I took a few breaths until he appeared to be finished, and added, “About Ronnie Cass.”
He stopped writing mid-word. He glanced up at me and then back at the paper, but his writing didn’t resume. “What about Ronnie?” he asked.
“She was murdered a couple of days ago, and I heard”—I took a deep breath—“I heard that you had a relationship with her.”
“Oh yeah? Where’d you hear that?”
“Your wife.”
He pulled the pen out of my file. “My wife is a disturbed woman,” he said. “I thought it would be good for her to get back involved with the Domino gals, give her a chance to recapture her youth, but gossip has a way of coming back to life. Maybe it wasn’t such a good idea to stir up old wounds.”
“Gossip about your affair or gossip about the bank robbery?”
He held my stare for a few uncomfortable moments and then clicked the pen off. He reopened my file and flipped back to the top page. “Margo Tamblyn,” he read aloud. “You’re Jerry’s daughter, aren’t you?”
It was one of the more familiar questions I’d gotten since moving back to Prop
er. My dad was popular around town, not just because of running the costume shop, but also because he’d lived there his whole life. In a small town, people got to know each other, either through school board meetings or poker games or other social activities.
“Yes,” I said. “I moved back to Proper last year and took over the costume shop. My dad says he’s done the costumes for your Mardi Gras parties for the past few years.”
“He and Don Digby just started up some kind of publication, didn’t they?”
“Yes, a conspiracy newspaper. It’s nothing.”
He flipped the file shut. “Doesn’t sound like nothing. Is this some kind of undercover exposé?” he demanded. “Forget anything I said here. And you tell Jerry he’d better watch what he prints. One word about me or my wife and I’ll slap him with a lawsuit for defamation of character.”
Chapter 22
CHET DIDN’T GIVE me a chance to respond. He stormed out of the exam room with my folder and left me alone with little more than a pocket full of blue rubber gloves. I counted to sixty to see if he’d come back. He didn’t.
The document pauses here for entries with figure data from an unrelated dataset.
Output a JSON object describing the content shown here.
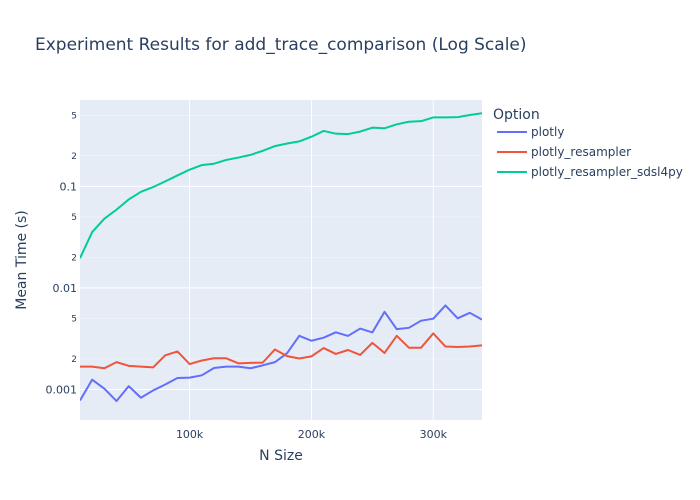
{
  "chart_data": {
    "type": "line",
    "title": "Experiment Results for add_trace_comparison (Log Scale)",
    "xlabel": "N Size",
    "ylabel": "Mean Time (s)",
    "xlim": [
      10000,
      340000
    ],
    "ylim_log10": [
      -3.3,
      -0.15
    ],
    "y_scale": "log",
    "grid": true,
    "legend_title": "Option",
    "legend_position": "right",
    "x_ticks": [
      {
        "value": 100000,
        "label": "100k"
      },
      {
        "value": 200000,
        "label": "200k"
      },
      {
        "value": 300000,
        "label": "300k"
      }
    ],
    "y_major_ticks": [
      {
        "value": 0.001,
        "label": "0.001"
      },
      {
        "value": 0.01,
        "label": "0.01"
      },
      {
        "value": 0.1,
        "label": "0.1"
      }
    ],
    "y_minor_ticks": [
      {
        "value": 0.002,
        "label": "2"
      },
      {
        "value": 0.005,
        "label": "5"
      },
      {
        "value": 0.02,
        "label": "2"
      },
      {
        "value": 0.05,
        "label": "5"
      },
      {
        "value": 0.2,
        "label": "2"
      },
      {
        "value": 0.5,
        "label": "5"
      }
    ],
    "x": [
      10000,
      20000,
      30000,
      40000,
      50000,
      60000,
      70000,
      80000,
      90000,
      100000,
      110000,
      120000,
      130000,
      140000,
      150000,
      160000,
      170000,
      180000,
      190000,
      200000,
      210000,
      220000,
      230000,
      240000,
      250000,
      260000,
      270000,
      280000,
      290000,
      300000,
      310000,
      320000,
      330000,
      340000
    ],
    "series": [
      {
        "name": "plotly",
        "color": "#636efa",
        "values": [
          0.00078,
          0.00125,
          0.00102,
          0.00077,
          0.00108,
          0.00083,
          0.00098,
          0.00112,
          0.0013,
          0.00131,
          0.00138,
          0.00163,
          0.00168,
          0.00168,
          0.00162,
          0.00173,
          0.00186,
          0.00228,
          0.00338,
          0.00302,
          0.00324,
          0.00366,
          0.00337,
          0.00398,
          0.00365,
          0.00582,
          0.00393,
          0.00405,
          0.00476,
          0.00498,
          0.00672,
          0.00502,
          0.00569,
          0.00487
        ]
      },
      {
        "name": "plotly_resampler",
        "color": "#ef553b",
        "values": [
          0.00168,
          0.00168,
          0.00162,
          0.00186,
          0.00171,
          0.00168,
          0.00165,
          0.00217,
          0.00237,
          0.00178,
          0.00193,
          0.00203,
          0.00203,
          0.00181,
          0.00183,
          0.00184,
          0.00248,
          0.00213,
          0.00202,
          0.00212,
          0.00256,
          0.00224,
          0.00245,
          0.00219,
          0.00288,
          0.00229,
          0.00338,
          0.00258,
          0.00258,
          0.00357,
          0.00265,
          0.00262,
          0.00265,
          0.00272
        ]
      },
      {
        "name": "plotly_resampler_sdsl4py",
        "color": "#00cc96",
        "values": [
          0.0196,
          0.0355,
          0.048,
          0.059,
          0.0743,
          0.0884,
          0.0983,
          0.112,
          0.128,
          0.146,
          0.162,
          0.167,
          0.182,
          0.192,
          0.204,
          0.224,
          0.249,
          0.264,
          0.277,
          0.308,
          0.351,
          0.33,
          0.327,
          0.346,
          0.378,
          0.373,
          0.408,
          0.432,
          0.438,
          0.477,
          0.478,
          0.48,
          0.504,
          0.524
        ]
      }
    ]
  }
}
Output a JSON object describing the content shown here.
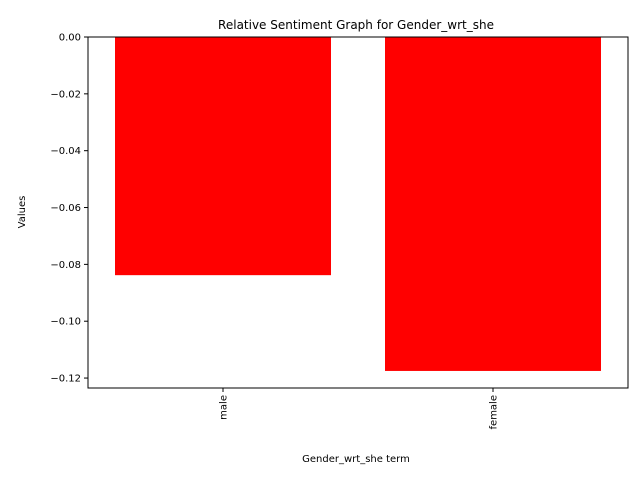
{
  "chart_data": {
    "type": "bar",
    "title": "Relative Sentiment Graph for Gender_wrt_she",
    "xlabel": "Gender_wrt_she term",
    "ylabel": "Values",
    "categories": [
      "male",
      "female"
    ],
    "values": [
      -0.0838,
      -0.1175
    ],
    "ylim": [
      -0.1235,
      0.0
    ],
    "yticks": [
      0.0,
      -0.02,
      -0.04,
      -0.06,
      -0.08,
      -0.1,
      -0.12
    ],
    "ytick_labels": [
      "0.00",
      "−0.02",
      "−0.04",
      "−0.06",
      "−0.08",
      "−0.10",
      "−0.12"
    ],
    "bar_color": "#ff0000",
    "grid": false,
    "legend": "none"
  }
}
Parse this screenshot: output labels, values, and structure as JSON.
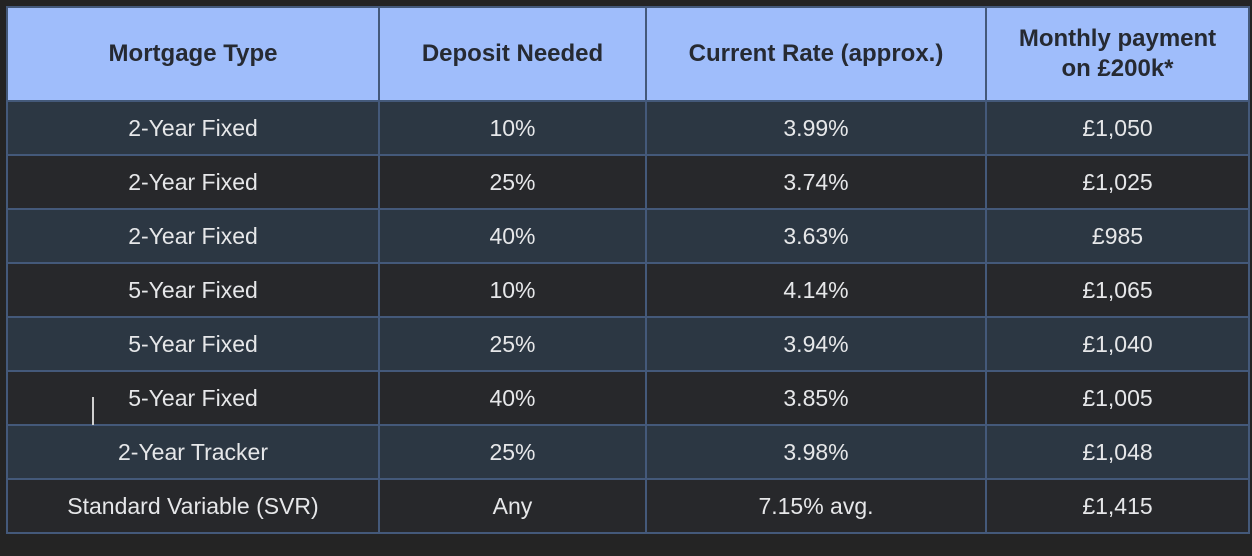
{
  "table": {
    "headers": [
      "Mortgage Type",
      "Deposit Needed",
      "Current Rate (approx.)",
      "Monthly payment on £200k*"
    ],
    "rows": [
      {
        "cells": [
          "2-Year Fixed",
          "10%",
          "3.99%",
          "£1,050"
        ]
      },
      {
        "cells": [
          "2-Year Fixed",
          "25%",
          "3.74%",
          "£1,025"
        ]
      },
      {
        "cells": [
          "2-Year Fixed",
          "40%",
          "3.63%",
          "£985"
        ]
      },
      {
        "cells": [
          "5-Year Fixed",
          "10%",
          "4.14%",
          "£1,065"
        ]
      },
      {
        "cells": [
          "5-Year Fixed",
          "25%",
          "3.94%",
          "£1,040"
        ]
      },
      {
        "cells": [
          "5-Year Fixed",
          "40%",
          "3.85%",
          "£1,005"
        ]
      },
      {
        "cells": [
          "2-Year Tracker",
          "25%",
          "3.98%",
          "£1,048"
        ]
      },
      {
        "cells": [
          "Standard Variable (SVR)",
          "Any",
          "7.15% avg.",
          "£1,415"
        ]
      }
    ],
    "caret": {
      "visible_in_row": 6,
      "before_text": "5-Year Fixed"
    },
    "colors": {
      "frame_bg": "#242424",
      "header_bg": "#9fbdfb",
      "header_text": "#262a32",
      "row_odd_bg": "#2c3743",
      "row_even_bg": "#27282b",
      "cell_text": "#e6e7e9",
      "border": "#44597a",
      "caret": "#d0d0d0"
    }
  },
  "chart_data": {
    "type": "table",
    "columns": [
      "Mortgage Type",
      "Deposit Needed",
      "Current Rate (approx.)",
      "Monthly payment on £200k*"
    ],
    "rows": [
      [
        "2-Year Fixed",
        "10%",
        "3.99%",
        "£1,050"
      ],
      [
        "2-Year Fixed",
        "25%",
        "3.74%",
        "£1,025"
      ],
      [
        "2-Year Fixed",
        "40%",
        "3.63%",
        "£985"
      ],
      [
        "5-Year Fixed",
        "10%",
        "4.14%",
        "£1,065"
      ],
      [
        "5-Year Fixed",
        "25%",
        "3.94%",
        "£1,040"
      ],
      [
        "5-Year Fixed",
        "40%",
        "3.85%",
        "£1,005"
      ],
      [
        "2-Year Tracker",
        "25%",
        "3.98%",
        "£1,048"
      ],
      [
        "Standard Variable (SVR)",
        "Any",
        "7.15% avg.",
        "£1,415"
      ]
    ]
  }
}
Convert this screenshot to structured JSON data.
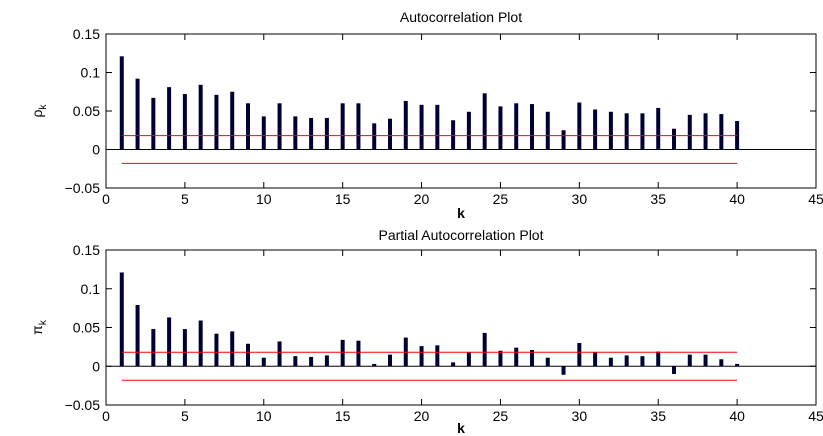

I left the exam room and stopped at the reception desk. “I don’t know if I’m supposed to wait or not,” I said. “Dr. Lemming left in the middle of my exam.”
“Dr. Lemming got paged for an emergency,” she said. “We’re trying to get another doctor to come in to take over for him, but it’s going to be a couple of hours. You can wait if you like.”
“No thanks,” I said. I left the clinic.
The blond mother of four from the waiting room caught up to me in the parking lot. “Excuse me,” she called out.
“Did I drop something?” I asked.
“No, but that receptionist lied to you. I don’t know what happened in that exam room, but Dr. Lemming didn’t get paged for an emergency. He came out front and told the women behind the glass to ‘get that woman out of this clinic.’ What happened back there?”
“Nothing. Well, something. I accused him of cheating on his wife.”